4. From: David Watts 1987 The West Indies: Patterns of Development... (pp. 386-9).

    ...the first person to produce a thoroughly reasoned case for a carefully planned, 'idealized' estate design was Labat (1724), this being based on his 12-year experience as an estate manager in Martinique, mainly at the end of the seventeenth century. It was he who suggested that, by preference, a plantation should be bounded at one edge by a large river, or shoreline, for ease of transporting the processed sugar from the estate mill, by small coastwise craft, to the nearest port of collection, for shipment overseas. Indeed, in point of fact most early estates on the French islands were set in such locations, excepting those in St. Kitts, in which defensive considerations ensured that they were placed a short distance inland. Moving away from the waterfront, Labat considered that a 50m strip of standing timber should be left so as to reduce the potential desiccating effect of any on-shore winds on the cane, with a further zone of 'a savanna' (open grassland) in between this and the first cultivated plots, to act as an additional climatic buffer. Immediately inland from the savanna, and sited on a small hill if possible, the plantation house was to be built, surrounded by a garden, with storehouses and offices placed around the edge of this. So as not to incommode the owner, the estate factory was to be constructed some distance beyond these. One or two streets of slave accommodation were to be laid out downwind of the estate house, and the animal enclosures also put in this vicinity so that the slaves could look after them. The entire complex of estate buildings and gardens was to be c. 300m square in extent. Stretching out from it, again inland, were to be two major cane fields, one on either side of the estate; each was to be 300m x 350m in size. Back still further from these, and located inland from the mill, was another, larger field, 1000m x 400m in extent. Accordingly, the first two cane fields covered 21ha in toto; and the third 40ha: 61ha were to be set in cane.
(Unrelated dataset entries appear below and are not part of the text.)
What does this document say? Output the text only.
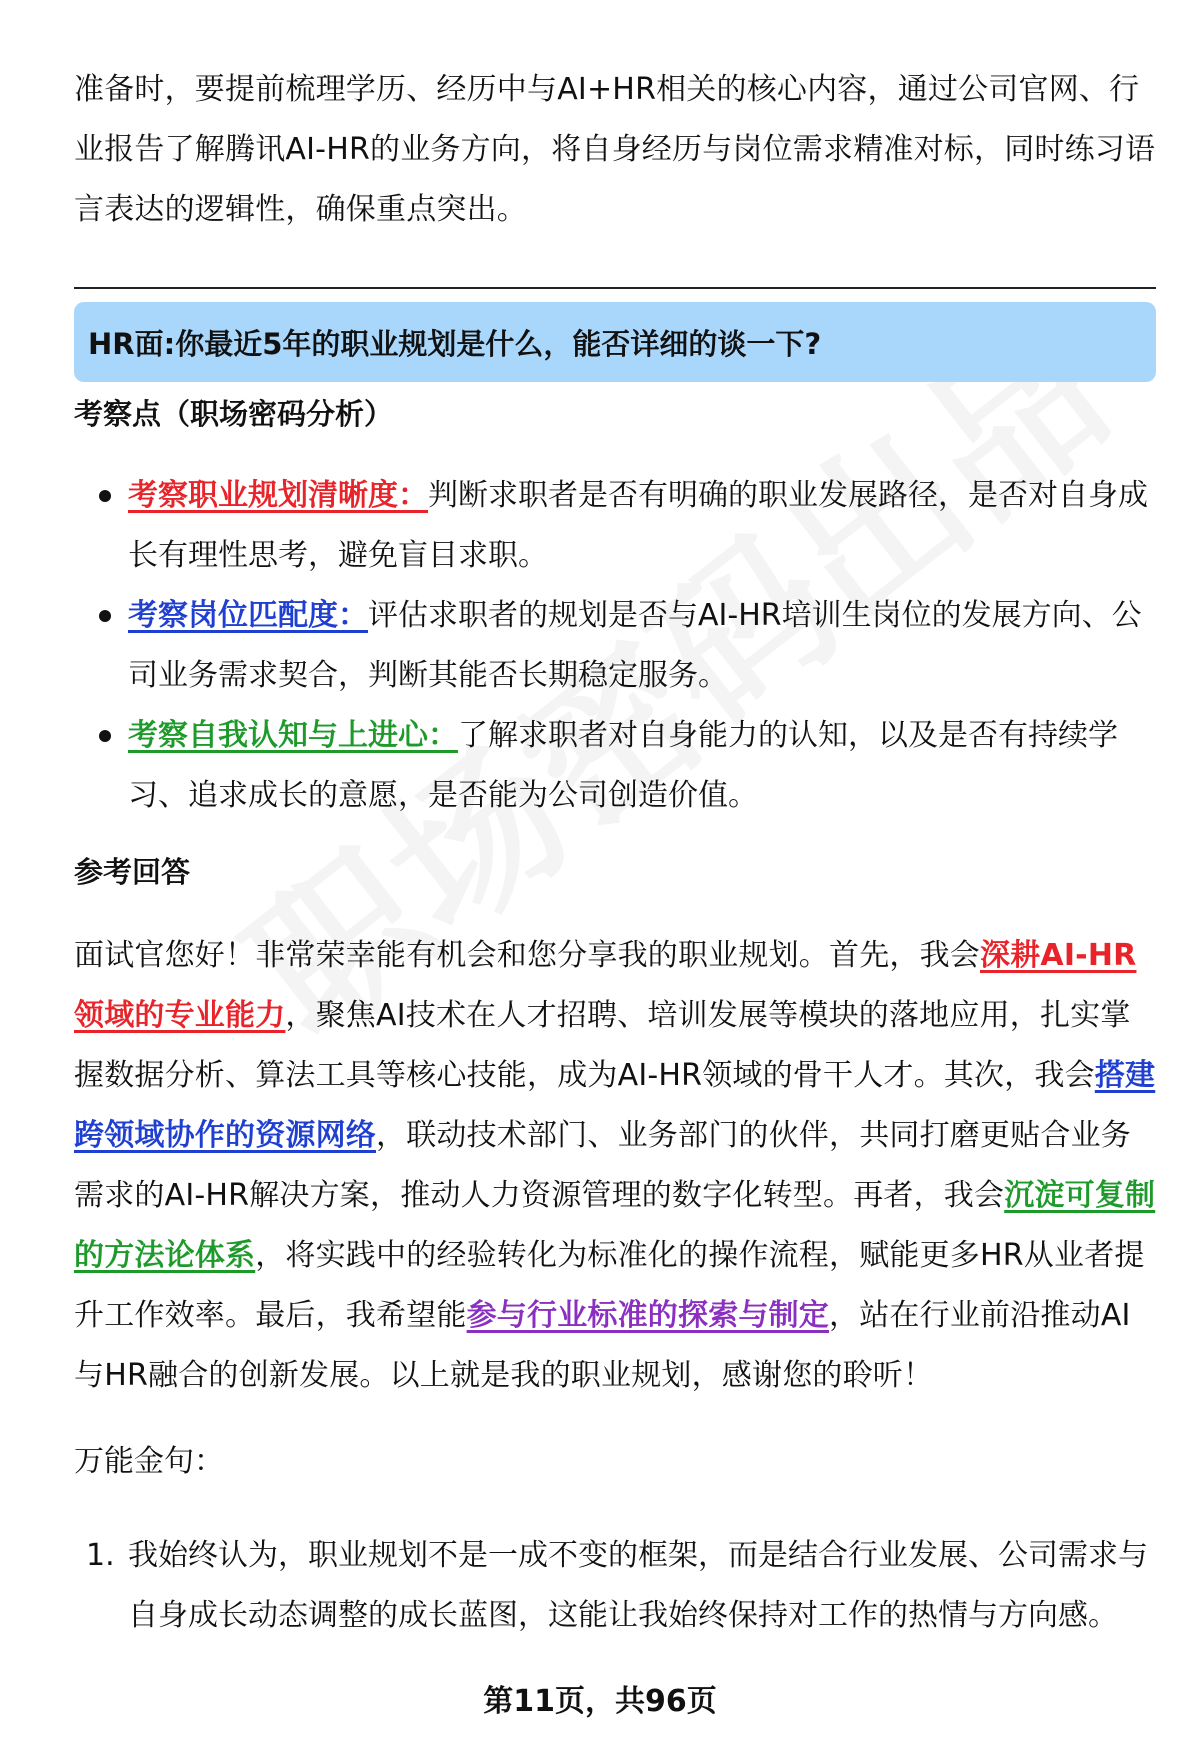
准备时，要提前梳理学历、经历中与AI+HR相关的核心内容，通过公司官网、行业报告了解腾讯AI-HR的业务方向，将自身经历与岗位需求精准对标，同时练习语言表达的逻辑性，确保重点突出。

HR面:你最近5年的职业规划是什么，能否详细的谈一下?
考察点（职场密码分析）
考察职业规划清晰度：判断求职者是否有明确的职业发展路径，是否对自身成长有理性思考，避免盲目求职。
考察岗位匹配度：评估求职者的规划是否与AI-HR培训生岗位的发展方向、公司业务需求契合，判断其能否长期稳定服务。
考察自我认知与上进心：了解求职者对自身能力的认知，以及是否有持续学习、追求成长的意愿，是否能为公司创造价值。
参考回答

面试官您好！非常荣幸能有机会和您分享我的职业规划。首先，我会深耕AI-HR领域的专业能力，聚焦AI技术在人才招聘、培训发展等模块的落地应用，扎实掌握数据分析、算法工具等核心技能，成为AI-HR领域的骨干人才。其次，我会搭建跨领域协作的资源网络，联动技术部门、业务部门的伙伴，共同打磨更贴合业务需求的AI-HR解决方案，推动人力资源管理的数字化转型。再者，我会沉淀可复制的方法论体系，将实践中的经验转化为标准化的操作流程，赋能更多HR从业者提升工作效率。最后，我希望能参与行业标准的探索与制定，站在行业前沿推动AI与HR融合的创新发展。以上就是我的职业规划，感谢您的聆听！

万能金句：

1. 我始终认为，职业规划不是一成不变的框架，而是结合行业发展、公司需求与自身成长动态调整的成长蓝图，这能让我始终保持对工作的热情与方向感。
第11页，共96页
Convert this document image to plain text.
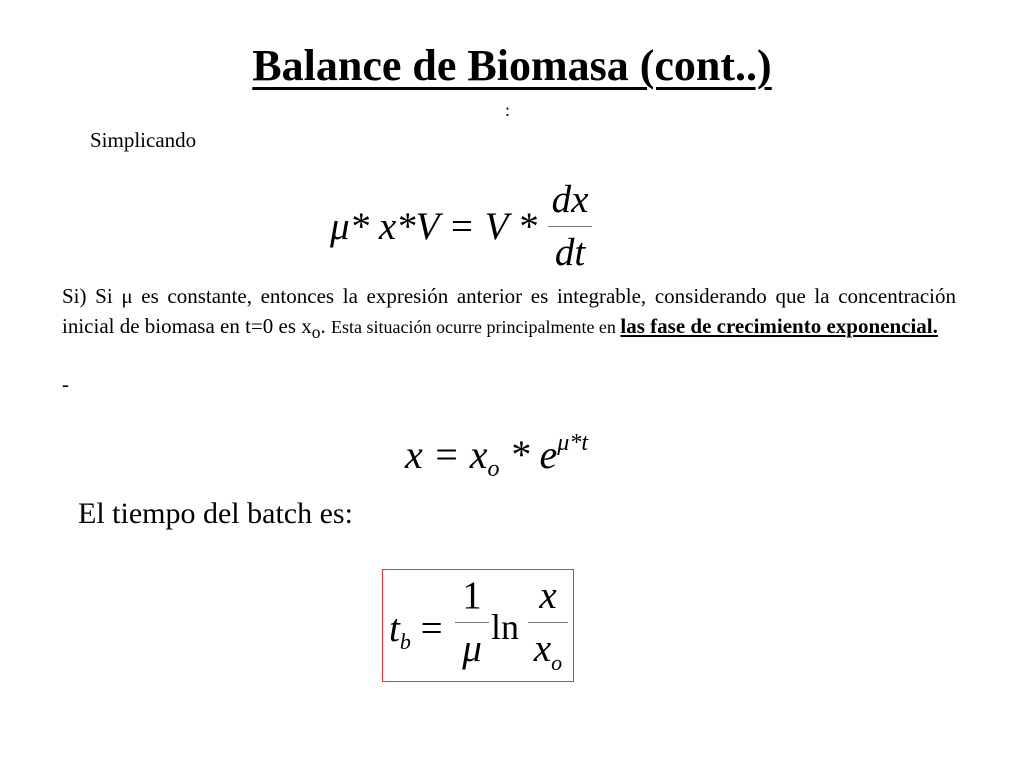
Balance de Biomasa (cont..)
:
Simplicando
μ* x*V = V *
dx
dt
Si) Si μ es constante, entonces la expresión anterior es integrable, considerando que la concentración inicial de biomasa en t=0 es $x_o$. Esta situación ocurre principalmente en las fase de crecimiento exponencial.
-
$x = x_o * e^{\mu*t}$
El tiempo del batch es:
$t_b$ =
1
μ ln
x
$x_o$
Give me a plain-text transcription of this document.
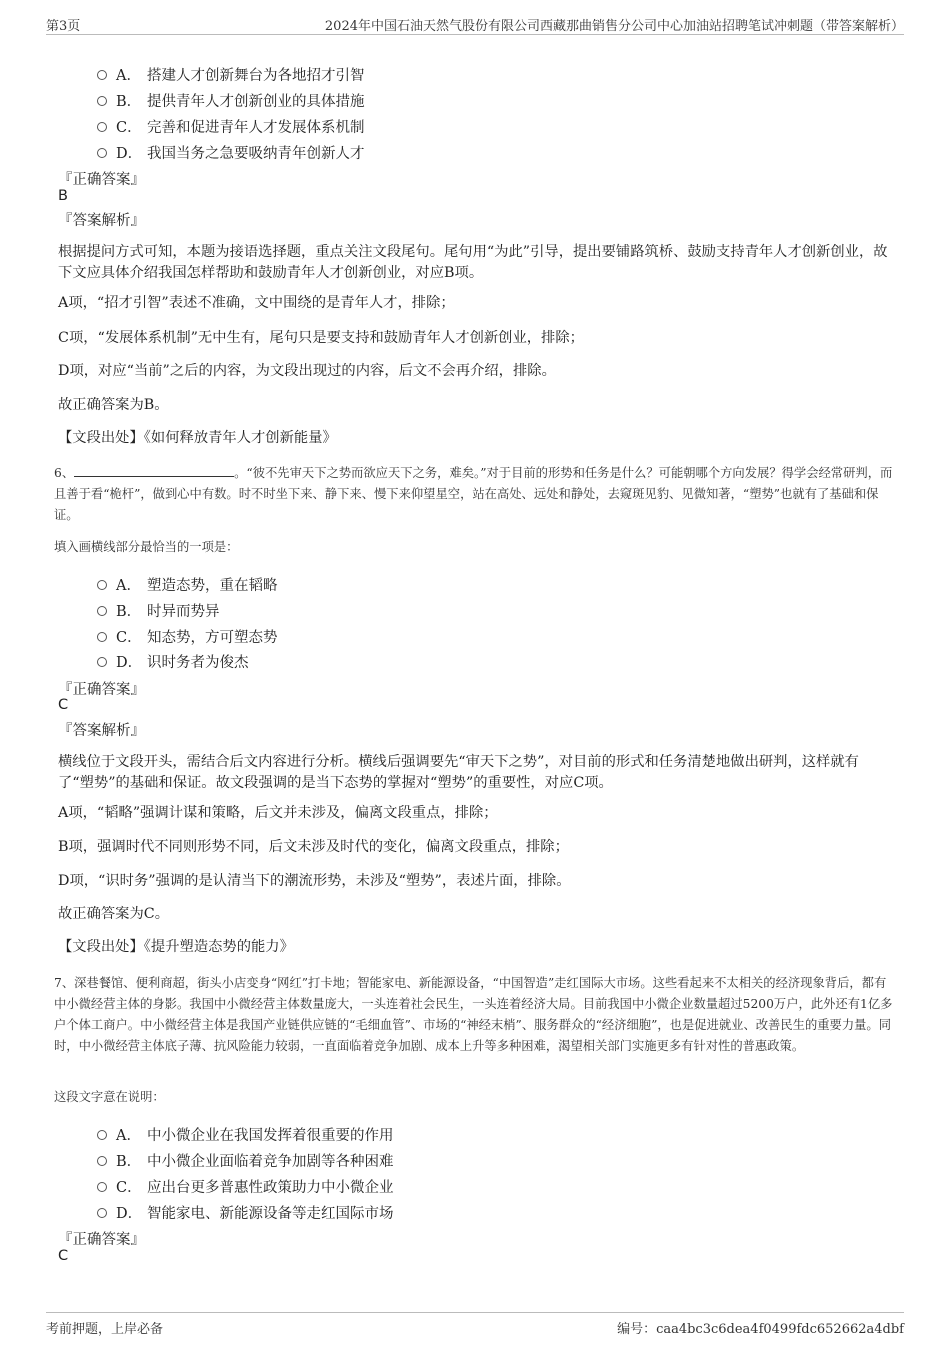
第3页	2024年中国石油天然气股份有限公司西藏那曲销售分公司中心加油站招聘笔试冲刺题（带答案解析）
A． 搭建人才创新舞台为各地招才引智
B． 提供青年人才创新创业的具体措施
C． 完善和促进青年人才发展体系机制
D． 我国当务之急要吸纳青年创新人才
『正确答案』
B
『答案解析』
根据提问方式可知，本题为接语选择题，重点关注文段尾句。尾句用“为此”引导，提出要铺路筑桥、鼓励支持青年人才创新创业，故下文应具体介绍我国怎样帮助和鼓励青年人才创新创业，对应B项。
A项，“招才引智”表述不准确，文中围绕的是青年人才，排除；
C项，“发展体系机制”无中生有，尾句只是要支持和鼓励青年人才创新创业，排除；
D项，对应“当前”之后的内容，为文段出现过的内容，后文不会再介绍，排除。
故正确答案为B。
【文段出处】《如何释放青年人才创新能量》
6、	。“彼不先审天下之势而欲应天下之务，难矣。”对于目前的形势和任务是什么？可能朝哪个方向发展？得学会经常研判，而且善于看“桅杆”，做到心中有数。时不时坐下来、静下来、慢下来仰望星空，站在高处、远处和静处，去窥斑见豹、见微知著，“塑势”也就有了基础和保证。
填入画横线部分最恰当的一项是：
A． 塑造态势，重在韬略
B． 时异而势异
C． 知态势，方可塑态势
D． 识时务者为俊杰
『正确答案』
C
『答案解析』
横线位于文段开头，需结合后文内容进行分析。横线后强调要先“审天下之势”，对目前的形式和任务清楚地做出研判，这样就有了“塑势”的基础和保证。故文段强调的是当下态势的掌握对“塑势”的重要性，对应C项。
A项，“韬略”强调计谋和策略，后文并未涉及，偏离文段重点，排除；
B项，强调时代不同则形势不同，后文未涉及时代的变化，偏离文段重点，排除；
D项，“识时务”强调的是认清当下的潮流形势，未涉及“塑势”，表述片面，排除。
故正确答案为C。
【文段出处】《提升塑造态势的能力》
7、深巷餐馆、便利商超，街头小店变身“网红”打卡地；智能家电、新能源设备，“中国智造”走红国际大市场。这些看起来不太相关的经济现象背后，都有中小微经营主体的身影。我国中小微经营主体数量庞大，一头连着社会民生，一头连着经济大局。目前我国中小微企业数量超过5200万户，此外还有1亿多户个体工商户。中小微经营主体是我国产业链供应链的“毛细血管”、市场的“神经末梢”、服务群众的“经济细胞”，也是促进就业、改善民生的重要力量。同时，中小微经营主体底子薄、抗风险能力较弱，一直面临着竞争加剧、成本上升等多种困难，渴望相关部门实施更多有针对性的普惠政策。
这段文字意在说明：
A． 中小微企业在我国发挥着很重要的作用
B． 中小微企业面临着竞争加剧等各种困难
C． 应出台更多普惠性政策助力中小微企业
D． 智能家电、新能源设备等走红国际市场
『正确答案』
C
考前押题，上岸必备	编号：caa4bc3c6dea4f0499fdc652662a4dbf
Such a design meant that the mill was placed at the approximate centre of cane-growing and harvesting operations, so providing an immense practical advantage for the organization of work routines. Following the by-then accepted West Indian pattern, each of the three major cane fields was subdivided into smaller cane pieces, which in this instance were 100m square in size (1 ha), and between which were roadways 6m in width.
    Beyond the cane fields, Labat envisaged that a series of slave gardens also might be constructed, so as to satisfy the requirements of the Code Noir of 1685; and beyond these in turn, the property was to be left as far as possible in virgin forest, which would provide a ready source for its future timber requirements. As an alternative to this 'laissez faire' approach to standing timber, some of the forest edge might be replaced by planted cacao. Such an 'idealised' plantation would require 120 slaves to work it, supported by a further 100 'horned beasts', among which would be 38 draught cattle, 12 horses (or double this if the mill was worked by horses alone), and small herds of sheep and goats.
    Considerations of land quality and relief meant of course that such a plantation design never was replicated as completely as it might have been, even in French territories....
    Yet even so, it is surprising how often the same basic pattern of estate design was to be seen in West Indies islands, both British and French, until the end of this period.